The company said investors continued to favour funds offering broader exposure to global markets such as global equity funds and global bond funds, both of which received “healthy inflows” in the last week, while resuming net redemptions from US equity funds.
“The current state of investor sentiment and fund flows are similar to that of April and May when sudden concerns about inflation and the potential for more aggressive interest rate rises sent Treasury yields soaring and emerging market assets, and fund flows, plummeting,” said Brad Durham, a managing director of EPFR.
According to EPFR, emerging market bond funds tracked by the firm posted their first weekly outflow in 21 weeks last week.
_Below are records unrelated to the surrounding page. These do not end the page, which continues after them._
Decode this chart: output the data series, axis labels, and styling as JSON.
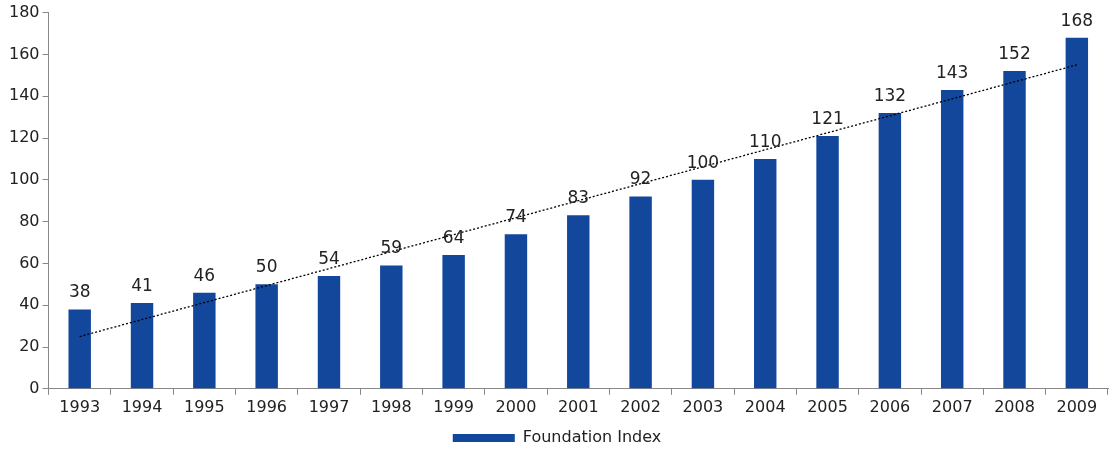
{
  "chart_data": {
    "type": "bar",
    "categories": [
      "1993",
      "1994",
      "1995",
      "1996",
      "1997",
      "1998",
      "1999",
      "2000",
      "2001",
      "2002",
      "2003",
      "2004",
      "2005",
      "2006",
      "2007",
      "2008",
      "2009"
    ],
    "series": [
      {
        "name": "Foundation Index",
        "color": "#12479b",
        "values": [
          38,
          41,
          46,
          50,
          54,
          59,
          64,
          74,
          83,
          92,
          100,
          110,
          121,
          132,
          143,
          152,
          168
        ],
        "value_labels": [
          "38",
          "41",
          "46",
          "50",
          "54",
          "59",
          "64",
          "74",
          "83",
          "92",
          "100",
          "110",
          "121",
          "132",
          "143",
          "152",
          "168"
        ]
      },
      {
        "type": "line",
        "values": [
          25,
          null,
          null,
          null,
          null,
          null,
          null,
          null,
          null,
          null,
          null,
          null,
          null,
          null,
          null,
          null,
          155
        ],
        "color": "#000000",
        "line_style": "dotted",
        "marker": "none"
      }
    ],
    "ylim": [
      0,
      180
    ],
    "yticks": [
      0,
      20,
      40,
      60,
      80,
      100,
      120,
      140,
      160,
      180
    ],
    "legend": "bottom"
  }
}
High yield bond funds also experienced their worst outflows of the year.
Global/international equity funds took in US$768.7m of net inflows during the week while US equity funds lost US$163.2m to outflows.
Global bond funds continued to take in fresh money, taking total year to date inflows to US$4.83bn, EPFR said.
“Institutional demand for euro-denominated debt at the long end of the curve held up, and some investors went bargain hunting on the theory that the Bank of Japan and the European Central Bank will not be raising interest rates, and thus putting pressure on bond prices, any time soon,” commented Cameron Brandt, EPFR global markets analyst.
“They are basing this theory o lacklustre growth in Germany, Italy and Japan.”
EPFR tracks flows from its universe of 8000 international and emerging market funds with more than US$3trn in assets, showing trends in global institutional and individual investor sentiment.